Have you connected with your neighbor lately? And, no, I’m not talking about jumping on their wi-fi! It gets too easy in our everyday lives just to stay within our homes and yards and not reach out to the people right night door. I have to admit that’s my tendency. I’m content just hanging out my my family, but I’ve also found great joy connecting with my neighbors down the street and right next door.
“In the grand scheme of things, relationships are much more important than bricks and mortar, and our neighborhoods are much more than collections of houses,” wrote authors Jay Pathak and Dave Runyon in their book, The Art of Neighboring: Building Genuine Relationships Right Outside Your Door. “As we began to reach out to our neighbors, we quickly discovered that the benefits were far-reaching. We ended up being cared for by our neighbors as much, if not more, as we cared for them. We began to experience what it’s like to have a strong support system right outside our front door. We all have a need for a genuine community, and nothing beats the frequency, availability, and spontaneity of connecting deeply with others who live nearby.”
If you’re looking for ways to connect with your neighbors this summer, here are 7 simple ideas.
1. Be friendly: Wave, offer help, strike up a conversation. When you see your neighbor heading out to check their mail do the same and ask about their day.
Desperate for a way to slow down and connect, my friend Kristin Schell put an ordinary picnic table in her front yard, painted it turquoise, and began inviting friends and neighbors to join her. Life changed in her community, and she writes about it in her new book The Turquoise Table: Finding Community and Connection in Your Own Front Yard. What Kristin learned and I have too is the best first step is to be friendly and available.
2. Share treats: When we moved into our neighborhood a few of the neighbors stopped by with treats—and they all weren’t homemade. Even a bag of Oreos let us know that we were welcome. This friendly gesture also started a relationship as I did the same a few weeks later.
3. Host neighborhood events: My friend Monica hosts a neighborhood bar-b-cue every year. Another friend opens her home for a Christmas Tea. My friend Michele hosts a soup night the first Thursday every month. Closer to home, our neighborhood has a cul-de-sac fireworks show every year. Everyone prepares their own food, but we all hang out together and watch our kids have fun.

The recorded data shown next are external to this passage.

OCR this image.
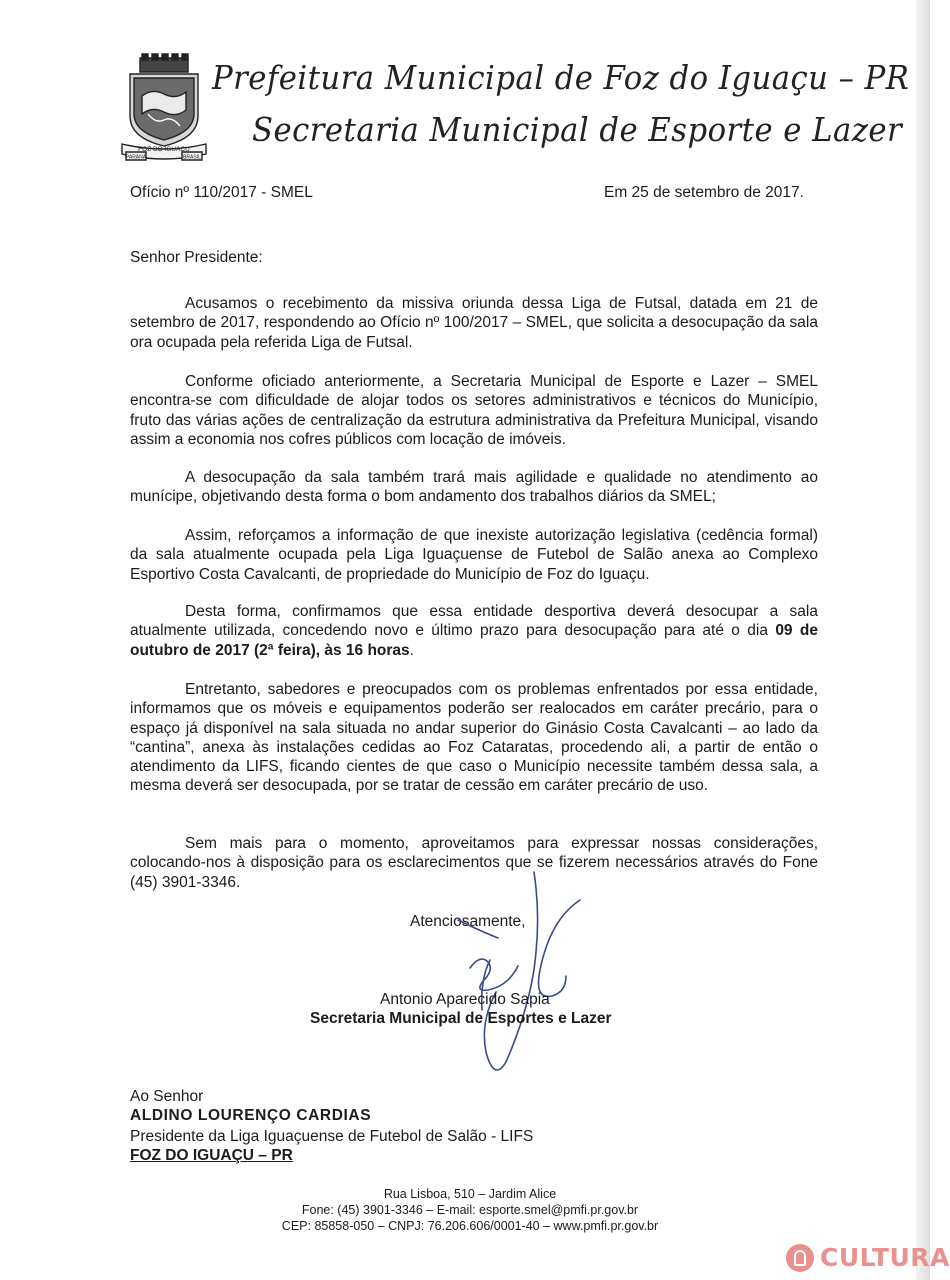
FOZ DO IGUAÇU
PARANÁ	BRASIL
Prefeitura Municipal de Foz do Iguaçu – PR
Secretaria Municipal de Esporte e Lazer
Ofício nº 110/2017 - SMEL	Em 25 de setembro de 2017.
Senhor Presidente:
Acusamos o recebimento da missiva oriunda dessa Liga de Futsal, datada em 21 de setembro de 2017, respondendo ao Ofício nº 100/2017 – SMEL, que solicita a desocupação da sala ora ocupada pela referida Liga de Futsal.
Conforme oficiado anteriormente, a Secretaria Municipal de Esporte e Lazer – SMEL encontra-se com dificuldade de alojar todos os setores administrativos e técnicos do Município, fruto das várias ações de centralização da estrutura administrativa da Prefeitura Municipal, visando assim a economia nos cofres públicos com locação de imóveis.
A desocupação da sala também trará mais agilidade e qualidade no atendimento ao munícipe, objetivando desta forma o bom andamento dos trabalhos diários da SMEL;
Assim, reforçamos a informação de que inexiste autorização legislativa (cedência formal) da sala atualmente ocupada pela Liga Iguaçuense de Futebol de Salão anexa ao Complexo Esportivo Costa Cavalcanti, de propriedade do Município de Foz do Iguaçu.
Desta forma, confirmamos que essa entidade desportiva deverá desocupar a sala atualmente utilizada, concedendo novo e último prazo para desocupação para até o dia 09 de outubro de 2017 (2ª feira), às 16 horas.
Entretanto, sabedores e preocupados com os problemas enfrentados por essa entidade, informamos que os móveis e equipamentos poderão ser realocados em caráter precário, para o espaço já disponível na sala situada no andar superior do Ginásio Costa Cavalcanti – ao lado da “cantina”, anexa às instalações cedidas ao Foz Cataratas, procedendo ali, a partir de então o atendimento da LIFS, ficando cientes de que caso o Município necessite também dessa sala, a mesma deverá ser desocupada, por se tratar de cessão em caráter precário de uso.
Sem mais para o momento, aproveitamos para expressar nossas considerações, colocando-nos à disposição para os esclarecimentos que se fizerem necessários através do Fone (45) 3901-3346.
Atenciosamente,
Antonio Aparecido Sapia
Secretaria Municipal de Esportes e Lazer
Ao Senhor
ALDINO LOURENÇO CARDIAS
Presidente da Liga Iguaçuense de Futebol de Salão - LIFS
FOZ DO IGUAÇU – PR
Rua Lisboa, 510 – Jardim Alice
Fone: (45) 3901-3346 – E-mail: esporte.smel@pmfi.pr.gov.br
CEP: 85858-050 – CNPJ: 76.206.606/0001-40 – www.pmfi.pr.gov.br
CULTURA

4. Exercise together: When I connected with one of my neighbors Tracey, she asked if I wanted to walk with her. There was no need to drive to a gym, we would meet halfway between our houses and walk up and down the streets in the early morning hours. In the past I’ve done this with other neighbors and we’ve made this a prayer time as we shared and prayed together.
5. Be generous: My friend Catherine shares extra garden produce and garden plants with her neighbors. When I’ve found a great sale at the grocery store I’ve been known to pick up extras for a friend.
6. Help those who cannot help themselves: My son and daughter-in-law lives next to a lady in her nineties. They often stop over to do odd jobs for her, and she always rewards them with homemade treats after.
7. Start a neighborhood Bible Study: “Natural relationships changed my spiritual destiny,” wrote Amy Lively in her book, How to Love Your Neighbor Without Being Weird. “We need more than an hour of church on Sunday. We need friends around us all day, every day—in the trenches of our living rooms and the battleground of the playground. We need fearless women who are brave enough to tell us when we’re wrong and wise enough to remind us of God’s righteousness.”
It may be surprising how many of your neighbors would be open to studying your Bible with you. Or—if you don’t have time for a Bible Study—considering sharing some of your Christian books and chatting about the topics. I always pass on my favorite books to my neighbor Laura, and we’ve had some great conversations over time.
As you can see it doesn’t have to take a lot of effort to reach out to your neighbor. Mostly you just have to put on a smile and step out the door.